Affirmed and Memorandum Opinion filed June 11, 2015.
In The
Fourteenth Court of Appeals
NO. 14-14-00726-CR
RICHARD ANTHONY SCOTT, Appellant
V.
THE STATE OF TEXAS, Appellee
On Appeal from the 184th District Court
Harris County, Texas
Trial Court Cause No. 1372902
MEMORANDUM OPINION
Appellant entered a plea of guilty to aggravated assault of a family member
without an agreed punishment recommendation. On August 19, 2014, the trial
court sentenced appellant to confinement for sixteen years in the Institutional
Division of the Texas Department of Criminal Justice. Appellant filed a timely
notice of appeal.
Appellant’s appointed counsel filed a brief in which he concludes the appeal
is wholly frivolous and without merit.

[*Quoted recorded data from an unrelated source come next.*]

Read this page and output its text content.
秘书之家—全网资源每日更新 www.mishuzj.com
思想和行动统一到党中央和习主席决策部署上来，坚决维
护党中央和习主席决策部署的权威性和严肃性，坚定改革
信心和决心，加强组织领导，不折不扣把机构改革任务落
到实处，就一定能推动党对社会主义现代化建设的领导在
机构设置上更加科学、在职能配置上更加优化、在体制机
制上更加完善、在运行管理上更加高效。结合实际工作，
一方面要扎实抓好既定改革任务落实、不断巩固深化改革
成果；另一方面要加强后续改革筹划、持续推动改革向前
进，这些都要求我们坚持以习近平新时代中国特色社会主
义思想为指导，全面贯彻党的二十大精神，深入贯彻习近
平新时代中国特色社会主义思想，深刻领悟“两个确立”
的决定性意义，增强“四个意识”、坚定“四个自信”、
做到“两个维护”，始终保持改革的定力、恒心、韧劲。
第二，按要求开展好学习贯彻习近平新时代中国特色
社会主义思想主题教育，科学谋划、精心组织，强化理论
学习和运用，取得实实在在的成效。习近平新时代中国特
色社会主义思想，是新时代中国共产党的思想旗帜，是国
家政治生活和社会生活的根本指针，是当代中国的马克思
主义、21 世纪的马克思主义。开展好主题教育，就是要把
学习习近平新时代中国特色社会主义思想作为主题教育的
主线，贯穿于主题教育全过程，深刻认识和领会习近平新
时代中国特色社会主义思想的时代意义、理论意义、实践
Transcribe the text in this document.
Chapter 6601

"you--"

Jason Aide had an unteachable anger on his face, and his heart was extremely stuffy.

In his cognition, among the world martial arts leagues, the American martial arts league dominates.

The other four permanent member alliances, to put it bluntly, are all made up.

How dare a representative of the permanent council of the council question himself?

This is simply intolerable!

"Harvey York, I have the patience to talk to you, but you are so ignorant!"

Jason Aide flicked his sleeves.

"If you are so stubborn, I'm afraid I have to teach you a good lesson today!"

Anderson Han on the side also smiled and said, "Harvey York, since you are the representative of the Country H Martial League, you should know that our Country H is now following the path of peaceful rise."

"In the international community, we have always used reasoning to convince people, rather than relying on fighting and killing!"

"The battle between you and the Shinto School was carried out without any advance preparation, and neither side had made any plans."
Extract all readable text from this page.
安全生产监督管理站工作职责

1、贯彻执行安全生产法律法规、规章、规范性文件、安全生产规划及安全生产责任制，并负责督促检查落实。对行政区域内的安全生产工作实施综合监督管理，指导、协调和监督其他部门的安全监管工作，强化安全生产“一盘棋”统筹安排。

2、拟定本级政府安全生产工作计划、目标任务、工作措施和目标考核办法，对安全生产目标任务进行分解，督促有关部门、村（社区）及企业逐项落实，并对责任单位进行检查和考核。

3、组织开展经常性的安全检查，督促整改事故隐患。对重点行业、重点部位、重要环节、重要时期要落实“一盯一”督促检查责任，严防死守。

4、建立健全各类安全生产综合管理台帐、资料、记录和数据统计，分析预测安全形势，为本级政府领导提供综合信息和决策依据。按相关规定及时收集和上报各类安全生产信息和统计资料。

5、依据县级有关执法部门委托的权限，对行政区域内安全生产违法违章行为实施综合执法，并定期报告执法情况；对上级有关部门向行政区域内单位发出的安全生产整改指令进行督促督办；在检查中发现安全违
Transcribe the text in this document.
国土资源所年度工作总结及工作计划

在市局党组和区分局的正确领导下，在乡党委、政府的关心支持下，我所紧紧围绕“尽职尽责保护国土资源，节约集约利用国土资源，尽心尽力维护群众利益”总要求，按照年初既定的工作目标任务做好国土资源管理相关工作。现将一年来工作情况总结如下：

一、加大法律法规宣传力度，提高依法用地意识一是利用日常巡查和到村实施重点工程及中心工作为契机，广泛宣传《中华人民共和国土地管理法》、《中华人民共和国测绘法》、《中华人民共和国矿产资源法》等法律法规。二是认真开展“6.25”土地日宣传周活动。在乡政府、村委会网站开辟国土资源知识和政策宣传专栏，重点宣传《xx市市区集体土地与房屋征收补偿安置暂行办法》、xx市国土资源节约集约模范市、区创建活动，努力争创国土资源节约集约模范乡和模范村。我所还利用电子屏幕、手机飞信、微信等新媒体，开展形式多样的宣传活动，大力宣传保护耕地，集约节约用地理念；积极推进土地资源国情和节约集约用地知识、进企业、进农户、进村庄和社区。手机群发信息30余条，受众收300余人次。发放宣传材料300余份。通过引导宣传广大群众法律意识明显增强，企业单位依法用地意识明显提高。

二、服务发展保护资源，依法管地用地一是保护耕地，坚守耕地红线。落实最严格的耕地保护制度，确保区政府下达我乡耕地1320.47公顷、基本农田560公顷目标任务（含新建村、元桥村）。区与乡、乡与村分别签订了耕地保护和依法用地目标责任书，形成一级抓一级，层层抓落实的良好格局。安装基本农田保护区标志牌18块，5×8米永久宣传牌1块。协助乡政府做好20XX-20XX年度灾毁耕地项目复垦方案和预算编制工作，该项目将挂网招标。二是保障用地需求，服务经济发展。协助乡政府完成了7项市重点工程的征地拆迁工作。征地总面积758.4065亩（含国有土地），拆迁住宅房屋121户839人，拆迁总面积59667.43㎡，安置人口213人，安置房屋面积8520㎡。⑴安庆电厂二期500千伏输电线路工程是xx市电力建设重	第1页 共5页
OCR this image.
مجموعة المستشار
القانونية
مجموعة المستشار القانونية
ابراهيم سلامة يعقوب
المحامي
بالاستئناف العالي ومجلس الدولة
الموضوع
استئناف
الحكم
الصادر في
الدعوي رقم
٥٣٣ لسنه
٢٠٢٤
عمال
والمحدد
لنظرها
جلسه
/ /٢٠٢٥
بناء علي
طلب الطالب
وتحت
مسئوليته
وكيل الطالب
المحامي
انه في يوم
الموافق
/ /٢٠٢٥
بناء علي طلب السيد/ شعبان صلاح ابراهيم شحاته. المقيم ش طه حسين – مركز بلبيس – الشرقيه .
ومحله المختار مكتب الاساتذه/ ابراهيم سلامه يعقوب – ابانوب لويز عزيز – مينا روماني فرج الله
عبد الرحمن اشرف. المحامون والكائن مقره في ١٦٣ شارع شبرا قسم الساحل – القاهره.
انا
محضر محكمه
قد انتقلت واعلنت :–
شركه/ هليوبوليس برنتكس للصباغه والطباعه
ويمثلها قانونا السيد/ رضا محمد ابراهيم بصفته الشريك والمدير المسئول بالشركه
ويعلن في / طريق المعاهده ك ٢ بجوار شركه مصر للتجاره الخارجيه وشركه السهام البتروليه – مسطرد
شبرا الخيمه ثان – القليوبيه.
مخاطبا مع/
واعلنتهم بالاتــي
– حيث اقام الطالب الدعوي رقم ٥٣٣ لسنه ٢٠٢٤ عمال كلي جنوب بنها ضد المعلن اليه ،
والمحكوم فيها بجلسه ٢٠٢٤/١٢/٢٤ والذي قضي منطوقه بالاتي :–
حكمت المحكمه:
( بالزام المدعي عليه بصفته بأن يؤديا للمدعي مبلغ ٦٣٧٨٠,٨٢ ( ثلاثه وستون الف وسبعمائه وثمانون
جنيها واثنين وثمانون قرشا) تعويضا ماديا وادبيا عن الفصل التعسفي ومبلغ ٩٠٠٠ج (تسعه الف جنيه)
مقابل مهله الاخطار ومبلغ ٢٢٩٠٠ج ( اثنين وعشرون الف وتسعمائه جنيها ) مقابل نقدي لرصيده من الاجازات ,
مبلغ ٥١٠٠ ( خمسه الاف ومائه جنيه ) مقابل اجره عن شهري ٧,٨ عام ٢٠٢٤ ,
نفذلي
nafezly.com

The brief meets the requirement of Anders v.
California, 386 U.S. 738, 87 S.Ct. 1396 (1967), presenting a professional
evaluation of the record and demonstrating why there are no arguable grounds to
be advanced. See High v. State, 573 S.W.2d 807 (Tex. Crim. App. 1978).
A copy of counsel’s brief and the record was delivered to appellant.
Appellant was advised of the right to examine the appellate record and file a pro se
response. See Stafford v. State, 813 S.W.2d 503, 512 (Tex. Crim. App. 1991). As
of this date, no pro se response has been filed.
We have carefully reviewed the record, counsel’s brief, and appellant’s
response, and agree the appeal is wholly frivolous and without merit. Further, we
find no reversible error in the record. A discussion of the brief would add nothing
to the jurisprudence of the state. We are not to address the merits of each claim
raised in an Anders brief or a pro se response when we have determined there are
no arguable grounds for review. See Bledsoe v. State, 178 S.W.3d 824, 827–28
(Tex. Crim. App. 2005).
Accordingly, the judgment of the trial court is affirmed.
PER CURIAM
Panel consists of Justices Christopher, Brown and Wise.
Do Not Publish — Tex. R. App. P. 47.2(b).